Boardrooms diversity and the gamification of governance

We need to make people with different mindsets, diverse backgrounds and disciplinary approaches to converge towards the same goals, start using and enforcing the existing laws and regulations and finding suitable ways to deal with new problems.

How to get there seems the true challenge at board level, where usually nobody wants to take ownership of radical changes or unpopular decisions in relation to vague businesses and immaterial stuff perceived as boiler issues, such as cybercrime or cybersecurity. On this specific point, the so invoked diversity in the boardrooms as a guarantee of good governance, often quoted as the missed magic element, seems to me just another excuse; diversity is an easy notion to communicate over a range of channels and after all it means, to whom who like it, an invitation to keep on liking it - and to whom who don't, to keep on avoiding it. Both polarised views find supporting evidence in performance indicators, both are happy with the media coverage and nothing really changes.

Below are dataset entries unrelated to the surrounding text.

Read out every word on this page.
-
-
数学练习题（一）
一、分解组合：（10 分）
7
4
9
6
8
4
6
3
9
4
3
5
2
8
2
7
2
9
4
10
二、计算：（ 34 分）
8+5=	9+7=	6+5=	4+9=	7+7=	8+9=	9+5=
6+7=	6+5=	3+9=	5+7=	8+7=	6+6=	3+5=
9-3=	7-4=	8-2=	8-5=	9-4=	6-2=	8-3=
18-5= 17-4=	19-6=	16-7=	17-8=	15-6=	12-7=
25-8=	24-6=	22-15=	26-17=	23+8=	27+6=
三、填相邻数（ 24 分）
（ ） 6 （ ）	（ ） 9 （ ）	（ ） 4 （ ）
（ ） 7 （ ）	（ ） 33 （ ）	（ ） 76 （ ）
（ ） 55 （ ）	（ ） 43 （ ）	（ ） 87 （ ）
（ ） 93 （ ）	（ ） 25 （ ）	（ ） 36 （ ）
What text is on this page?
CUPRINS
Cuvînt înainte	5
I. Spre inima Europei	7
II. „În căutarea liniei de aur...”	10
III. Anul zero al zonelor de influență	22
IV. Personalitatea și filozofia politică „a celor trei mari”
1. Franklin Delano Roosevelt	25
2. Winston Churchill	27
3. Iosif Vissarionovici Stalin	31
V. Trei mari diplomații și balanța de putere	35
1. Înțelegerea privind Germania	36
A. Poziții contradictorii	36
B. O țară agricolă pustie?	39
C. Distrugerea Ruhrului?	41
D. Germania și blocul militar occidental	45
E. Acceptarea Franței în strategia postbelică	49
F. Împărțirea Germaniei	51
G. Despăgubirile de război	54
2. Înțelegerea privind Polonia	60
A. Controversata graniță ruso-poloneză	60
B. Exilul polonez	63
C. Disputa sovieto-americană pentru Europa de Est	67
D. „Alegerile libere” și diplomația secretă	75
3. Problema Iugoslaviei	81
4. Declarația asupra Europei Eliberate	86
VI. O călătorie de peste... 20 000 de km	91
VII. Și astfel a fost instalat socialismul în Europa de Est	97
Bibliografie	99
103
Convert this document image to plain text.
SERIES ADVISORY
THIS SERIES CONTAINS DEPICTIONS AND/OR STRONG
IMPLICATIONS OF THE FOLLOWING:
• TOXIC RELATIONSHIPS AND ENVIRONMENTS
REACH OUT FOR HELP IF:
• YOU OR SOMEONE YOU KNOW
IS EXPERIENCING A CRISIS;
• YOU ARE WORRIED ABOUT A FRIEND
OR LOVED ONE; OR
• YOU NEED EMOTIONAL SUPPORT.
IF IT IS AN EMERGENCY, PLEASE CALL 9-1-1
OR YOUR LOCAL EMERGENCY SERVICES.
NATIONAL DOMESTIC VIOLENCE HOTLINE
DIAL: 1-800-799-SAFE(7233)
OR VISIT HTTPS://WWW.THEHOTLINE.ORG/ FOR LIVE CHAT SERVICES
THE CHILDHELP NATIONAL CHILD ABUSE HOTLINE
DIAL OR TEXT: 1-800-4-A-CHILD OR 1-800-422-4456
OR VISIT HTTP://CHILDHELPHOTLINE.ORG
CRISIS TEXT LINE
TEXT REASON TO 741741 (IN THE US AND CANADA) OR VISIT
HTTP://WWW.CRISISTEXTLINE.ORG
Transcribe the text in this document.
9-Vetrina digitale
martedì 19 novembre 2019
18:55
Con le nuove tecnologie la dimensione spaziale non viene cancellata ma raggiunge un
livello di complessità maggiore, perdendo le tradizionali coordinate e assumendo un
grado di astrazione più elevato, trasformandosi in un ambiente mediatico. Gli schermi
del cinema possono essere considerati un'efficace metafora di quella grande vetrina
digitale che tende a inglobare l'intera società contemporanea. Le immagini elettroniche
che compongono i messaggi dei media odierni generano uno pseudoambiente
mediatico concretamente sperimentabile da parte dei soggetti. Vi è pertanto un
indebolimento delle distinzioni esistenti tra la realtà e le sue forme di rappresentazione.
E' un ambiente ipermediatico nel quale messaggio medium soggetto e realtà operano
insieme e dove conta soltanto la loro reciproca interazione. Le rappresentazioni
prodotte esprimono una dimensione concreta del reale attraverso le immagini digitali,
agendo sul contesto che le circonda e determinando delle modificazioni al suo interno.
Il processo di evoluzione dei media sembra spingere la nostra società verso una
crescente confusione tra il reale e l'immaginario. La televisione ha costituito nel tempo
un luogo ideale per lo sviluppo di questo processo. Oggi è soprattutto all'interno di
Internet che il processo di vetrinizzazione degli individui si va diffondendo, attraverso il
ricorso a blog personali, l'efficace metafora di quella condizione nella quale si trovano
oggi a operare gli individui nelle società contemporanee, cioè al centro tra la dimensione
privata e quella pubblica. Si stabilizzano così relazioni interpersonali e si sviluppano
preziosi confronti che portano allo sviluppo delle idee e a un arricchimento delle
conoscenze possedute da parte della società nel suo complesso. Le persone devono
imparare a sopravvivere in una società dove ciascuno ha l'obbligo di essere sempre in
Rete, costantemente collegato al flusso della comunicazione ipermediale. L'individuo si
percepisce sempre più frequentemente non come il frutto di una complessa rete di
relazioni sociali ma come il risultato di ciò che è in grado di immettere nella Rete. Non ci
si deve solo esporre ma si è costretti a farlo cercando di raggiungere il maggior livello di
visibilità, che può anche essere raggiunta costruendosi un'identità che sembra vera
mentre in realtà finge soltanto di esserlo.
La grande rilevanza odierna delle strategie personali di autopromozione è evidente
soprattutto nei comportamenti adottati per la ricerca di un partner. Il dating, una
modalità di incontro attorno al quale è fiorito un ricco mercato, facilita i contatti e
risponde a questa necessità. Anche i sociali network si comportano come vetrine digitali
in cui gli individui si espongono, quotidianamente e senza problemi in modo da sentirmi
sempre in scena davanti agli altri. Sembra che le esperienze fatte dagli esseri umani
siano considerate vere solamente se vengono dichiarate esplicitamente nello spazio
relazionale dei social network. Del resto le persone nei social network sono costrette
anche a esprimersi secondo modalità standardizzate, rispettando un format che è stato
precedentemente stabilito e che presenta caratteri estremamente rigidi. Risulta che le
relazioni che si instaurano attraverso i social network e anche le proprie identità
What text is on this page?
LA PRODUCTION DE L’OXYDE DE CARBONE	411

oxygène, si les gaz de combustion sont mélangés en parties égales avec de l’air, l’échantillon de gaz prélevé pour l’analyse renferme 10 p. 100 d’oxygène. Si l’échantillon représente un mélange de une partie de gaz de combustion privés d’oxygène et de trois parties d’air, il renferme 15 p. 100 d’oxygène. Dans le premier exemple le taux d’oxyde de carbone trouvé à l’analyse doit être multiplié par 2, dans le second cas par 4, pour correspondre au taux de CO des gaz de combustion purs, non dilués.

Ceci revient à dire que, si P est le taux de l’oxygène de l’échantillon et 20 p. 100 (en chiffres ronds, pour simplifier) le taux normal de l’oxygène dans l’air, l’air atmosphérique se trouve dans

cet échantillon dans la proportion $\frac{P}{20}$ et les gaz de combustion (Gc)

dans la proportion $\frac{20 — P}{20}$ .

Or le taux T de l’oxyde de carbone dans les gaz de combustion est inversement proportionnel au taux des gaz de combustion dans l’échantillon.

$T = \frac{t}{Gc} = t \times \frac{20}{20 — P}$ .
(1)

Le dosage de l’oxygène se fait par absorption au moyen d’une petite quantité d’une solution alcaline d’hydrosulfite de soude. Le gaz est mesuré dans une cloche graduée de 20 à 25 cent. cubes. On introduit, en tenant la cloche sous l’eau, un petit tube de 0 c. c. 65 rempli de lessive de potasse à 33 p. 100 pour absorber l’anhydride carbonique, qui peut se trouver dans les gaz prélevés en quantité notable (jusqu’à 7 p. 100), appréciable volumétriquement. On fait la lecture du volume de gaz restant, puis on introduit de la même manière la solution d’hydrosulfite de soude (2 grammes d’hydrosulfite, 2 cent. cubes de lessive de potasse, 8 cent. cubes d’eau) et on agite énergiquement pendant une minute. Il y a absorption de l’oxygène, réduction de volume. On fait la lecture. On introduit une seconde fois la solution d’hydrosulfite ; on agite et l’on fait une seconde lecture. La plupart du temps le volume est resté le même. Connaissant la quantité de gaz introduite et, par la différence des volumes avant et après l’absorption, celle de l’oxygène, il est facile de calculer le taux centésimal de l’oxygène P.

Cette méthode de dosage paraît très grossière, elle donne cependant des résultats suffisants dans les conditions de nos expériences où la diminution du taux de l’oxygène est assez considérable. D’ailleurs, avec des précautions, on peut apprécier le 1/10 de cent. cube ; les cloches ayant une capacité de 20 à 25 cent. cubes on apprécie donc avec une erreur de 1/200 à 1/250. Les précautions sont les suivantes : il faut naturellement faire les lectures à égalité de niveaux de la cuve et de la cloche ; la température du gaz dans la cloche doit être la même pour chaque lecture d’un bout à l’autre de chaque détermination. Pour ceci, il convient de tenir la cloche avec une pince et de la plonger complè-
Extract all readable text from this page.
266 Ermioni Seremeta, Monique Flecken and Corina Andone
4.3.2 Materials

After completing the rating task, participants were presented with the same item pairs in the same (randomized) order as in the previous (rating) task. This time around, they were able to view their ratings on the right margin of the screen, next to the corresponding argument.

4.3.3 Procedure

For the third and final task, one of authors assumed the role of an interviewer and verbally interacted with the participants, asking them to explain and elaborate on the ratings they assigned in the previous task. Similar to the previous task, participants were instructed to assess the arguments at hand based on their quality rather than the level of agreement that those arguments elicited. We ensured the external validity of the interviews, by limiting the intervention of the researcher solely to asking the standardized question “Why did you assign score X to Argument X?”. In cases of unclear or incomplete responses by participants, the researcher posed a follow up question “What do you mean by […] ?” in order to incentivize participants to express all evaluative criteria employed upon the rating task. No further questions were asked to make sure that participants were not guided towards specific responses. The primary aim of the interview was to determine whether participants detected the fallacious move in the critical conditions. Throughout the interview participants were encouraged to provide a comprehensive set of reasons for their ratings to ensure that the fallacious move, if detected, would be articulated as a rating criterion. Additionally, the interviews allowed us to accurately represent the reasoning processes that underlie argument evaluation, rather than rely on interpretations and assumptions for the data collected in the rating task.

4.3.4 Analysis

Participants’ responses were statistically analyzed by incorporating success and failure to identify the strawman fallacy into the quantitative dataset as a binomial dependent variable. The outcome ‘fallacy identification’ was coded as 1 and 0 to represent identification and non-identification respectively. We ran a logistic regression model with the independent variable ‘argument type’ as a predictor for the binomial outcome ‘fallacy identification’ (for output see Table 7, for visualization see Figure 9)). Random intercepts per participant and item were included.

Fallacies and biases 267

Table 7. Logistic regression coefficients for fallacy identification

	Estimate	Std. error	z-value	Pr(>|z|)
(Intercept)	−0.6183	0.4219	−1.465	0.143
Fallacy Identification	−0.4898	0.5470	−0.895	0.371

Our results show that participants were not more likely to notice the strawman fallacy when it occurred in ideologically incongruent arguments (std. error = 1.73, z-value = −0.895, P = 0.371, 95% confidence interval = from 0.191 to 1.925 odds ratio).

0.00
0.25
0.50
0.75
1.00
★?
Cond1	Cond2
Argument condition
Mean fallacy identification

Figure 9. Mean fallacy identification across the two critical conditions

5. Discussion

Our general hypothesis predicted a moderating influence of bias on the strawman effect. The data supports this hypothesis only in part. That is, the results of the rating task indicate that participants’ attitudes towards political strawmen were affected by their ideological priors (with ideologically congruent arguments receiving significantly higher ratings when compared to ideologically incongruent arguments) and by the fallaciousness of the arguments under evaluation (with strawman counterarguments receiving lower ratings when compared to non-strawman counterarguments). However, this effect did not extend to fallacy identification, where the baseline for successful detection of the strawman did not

To close a month of remembrances of real differences between rights and wrongs, yesterday I attended the presentation of a new study that says we should endorse and promote good culture to manage change in financial services. Having soberly listened to the results of such study, the panel and the public started then exchanging entertaining questions and answers on how easy or difficult is to avoid the regulations, invent new tricks and promote good culture. Change the organisational structures, said one. Change the criminal sanctions, said another. Change recruitment practices, and so on. We are all proud of having our smartest and youngest brains working in the City - seemed the agreed collective conclusion - and many of them are also so generously involved with the philanthropy sector and with charities after all. Sad we cannot recruit more good guys from Serbia, popped in a recruitment consultant. And you don't want to collaborate with european mutuals, added another.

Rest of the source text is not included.